Question: does the T9000 have "out-of-order execution" or not?

Roger Shepherd replies:

Yes. I'll clarify this. What I'll do is tell you roughly how the T9000
processor works - what follows is a first order approximation to the T9000's
implementation.

---------------START DESCRIPTION --------------------------------------

The T9000's CPU gets its speed from a number of sources. The most important
of these are:

     1) quad-banked unified main cache 
        - bank is determined by bits 4 and 5 of address
        - each bank is fully associative, 4 word per line write-back cache
        - cache may be disabled and used as RAM, or mixture of cache and RAM

     2) workspace cache
        - 32 words, allows 2 reads and 1 write per cycle, write through

     3) instruction grouper and execution pipeline

I hope points 1 and 2 are self-explanatory, I will concentrate on point 3.

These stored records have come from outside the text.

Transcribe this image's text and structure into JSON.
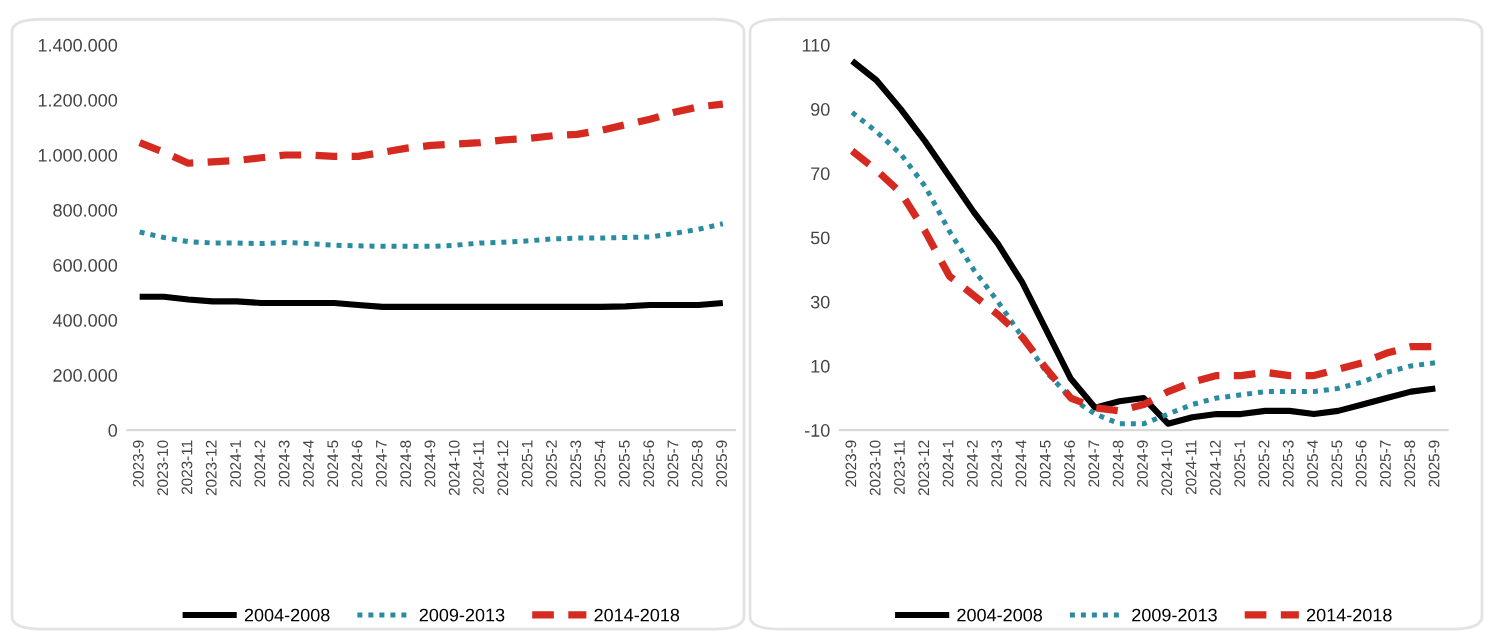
{
  "chart_data": [
    {
      "type": "line",
      "categories": [
        "2023-9",
        "2023-10",
        "2023-11",
        "2023-12",
        "2024-1",
        "2024-2",
        "2024-3",
        "2024-4",
        "2024-5",
        "2024-6",
        "2024-7",
        "2024-8",
        "2024-9",
        "2024-10",
        "2024-11",
        "2024-12",
        "2025-1",
        "2025-2",
        "2025-3",
        "2025-4",
        "2025-5",
        "2025-6",
        "2025-7",
        "2025-8",
        "2025-9"
      ],
      "series": [
        {
          "name": "2004-2008",
          "color": "#000000",
          "line_style": "solid",
          "values": [
            485000,
            485000,
            475000,
            468000,
            468000,
            462000,
            462000,
            462000,
            462000,
            455000,
            448000,
            448000,
            448000,
            448000,
            448000,
            448000,
            448000,
            448000,
            448000,
            448000,
            450000,
            455000,
            455000,
            455000,
            462000
          ]
        },
        {
          "name": "2009-2013",
          "color": "#2a8ca0",
          "line_style": "dotted",
          "values": [
            720000,
            700000,
            685000,
            680000,
            680000,
            678000,
            682000,
            678000,
            672000,
            670000,
            668000,
            668000,
            668000,
            672000,
            680000,
            683000,
            688000,
            695000,
            698000,
            698000,
            700000,
            702000,
            715000,
            730000,
            750000
          ]
        },
        {
          "name": "2014-2018",
          "color": "#d42a20",
          "line_style": "dashed",
          "values": [
            1045000,
            1010000,
            970000,
            975000,
            980000,
            990000,
            1000000,
            1000000,
            995000,
            995000,
            1010000,
            1025000,
            1035000,
            1040000,
            1045000,
            1055000,
            1060000,
            1070000,
            1075000,
            1090000,
            1110000,
            1130000,
            1155000,
            1175000,
            1185000
          ]
        }
      ],
      "ylim": [
        0,
        1400000
      ],
      "yticks": [
        0,
        {
          "value": 200000,
          "label": "200.000"
        },
        {
          "value": 400000,
          "label": "400.000"
        },
        {
          "value": 600000,
          "label": "600.000"
        },
        {
          "value": 800000,
          "label": "800.000"
        },
        {
          "value": 1000000,
          "label": "1.000.000"
        },
        {
          "value": 1200000,
          "label": "1.200.000"
        },
        {
          "value": 1400000,
          "label": "1.400.000"
        }
      ],
      "grid": false,
      "legend": "bottom"
    },
    {
      "type": "line",
      "categories": [
        "2023-9",
        "2023-10",
        "2023-11",
        "2023-12",
        "2024-1",
        "2024-2",
        "2024-3",
        "2024-4",
        "2024-5",
        "2024-6",
        "2024-7",
        "2024-8",
        "2024-9",
        "2024-10",
        "2024-11",
        "2024-12",
        "2025-1",
        "2025-2",
        "2025-3",
        "2025-4",
        "2025-5",
        "2025-6",
        "2025-7",
        "2025-8",
        "2025-9"
      ],
      "series": [
        {
          "name": "2004-2008",
          "color": "#000000",
          "line_style": "solid",
          "values": [
            105,
            99,
            90,
            80,
            69,
            58,
            48,
            36,
            21,
            6,
            -3,
            -1,
            0,
            -8,
            -6,
            -5,
            -5,
            -4,
            -4,
            -5,
            -4,
            -2,
            0,
            2,
            3
          ]
        },
        {
          "name": "2009-2013",
          "color": "#2a8ca0",
          "line_style": "dotted",
          "values": [
            89,
            83,
            76,
            66,
            52,
            40,
            30,
            19,
            8,
            0,
            -5,
            -8,
            -8,
            -5,
            -2,
            0,
            1,
            2,
            2,
            2,
            3,
            5,
            8,
            10,
            11
          ]
        },
        {
          "name": "2014-2018",
          "color": "#d42a20",
          "line_style": "dashed",
          "values": [
            77,
            71,
            64,
            52,
            38,
            32,
            26,
            19,
            9,
            0,
            -3,
            -4,
            -2,
            2,
            5,
            7,
            7,
            8,
            7,
            7,
            9,
            11,
            14,
            16,
            16
          ]
        }
      ],
      "ylim": [
        -10,
        110
      ],
      "yticks": [
        -10,
        10,
        30,
        50,
        70,
        90,
        110
      ],
      "grid": false,
      "legend": "bottom"
    }
  ]
}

The T9000 operates by "parsing" the instruction stream, forming sequences of
instructions into "groups" and then executing the groups on a five stage
pipeline. A group can contain up to 8 instructions. (Although this suggests a
maximum performance of 8 ipc, the T9000 is fetch rate limited to 4 ipc - it
is. however, very useful to be able to issue at the above rate since (i) some
groups will take more than 1 cycle to execute, and (ii) it is not always
possible to group/issue all the instructions which have been fetched.)

So, what can a group contain? Well, a group can contain (nearly) anything
that can be executed by the pipeline! So, what does the pipeline look like?
See below:

        1       2         3          4       5

      LOCAL  ADDRESS  MAIN-CACHE
                                  ALU/FPU  WRITE
      LOCAL  ADDRESS  MAIN-CACHE 

The first stage of the pipeline (the "local" stage) contains two parallel
function units each capable of performing operations such as "load local" or
"load constant". 

The second stage (the "addressing" stage) contains two parallel function
units each capable of performing the addressing arithmetic needed by
instructions such as "bsub", "wsub", "ldnl" etc. 

The third stage, ("main cache") permits two accesses to be made to the memory
system - these can proceed simulataneously if the data are contained in
different banks of the memory system. 

The forth stage, ("ALU/FPU") performs a single FPU or ALU (arithmetic) 
operations. 

Finally, the fifth stage, ("write") performs a write to the memory or a
conditional jump dependent on the result of an ALU/FPU operation.

Maybe some example might make this clearer:

1) a = b;           -- local variables

This compiles into ldl b; stl a, which forms a single group and executes in
one cycle. *ldl* is executed in the local stage, *stl* forms the address of
the local variable in the local stage and performs a write in the write stage
(remember the workspace cache is write through).

2) *a = *b

This compiles into ldl b; ldnl 0; ldl a; stnl 0 which forms a single group
and executes in 1 cycle. In the first stage of the pipeline the two *ldl*
instructions are executed. In the second stage the addresses to be
dereferenced are computed (b + 4*0, a + 4*0). In the third stage the load
occurs, and in the final stage the store occurs.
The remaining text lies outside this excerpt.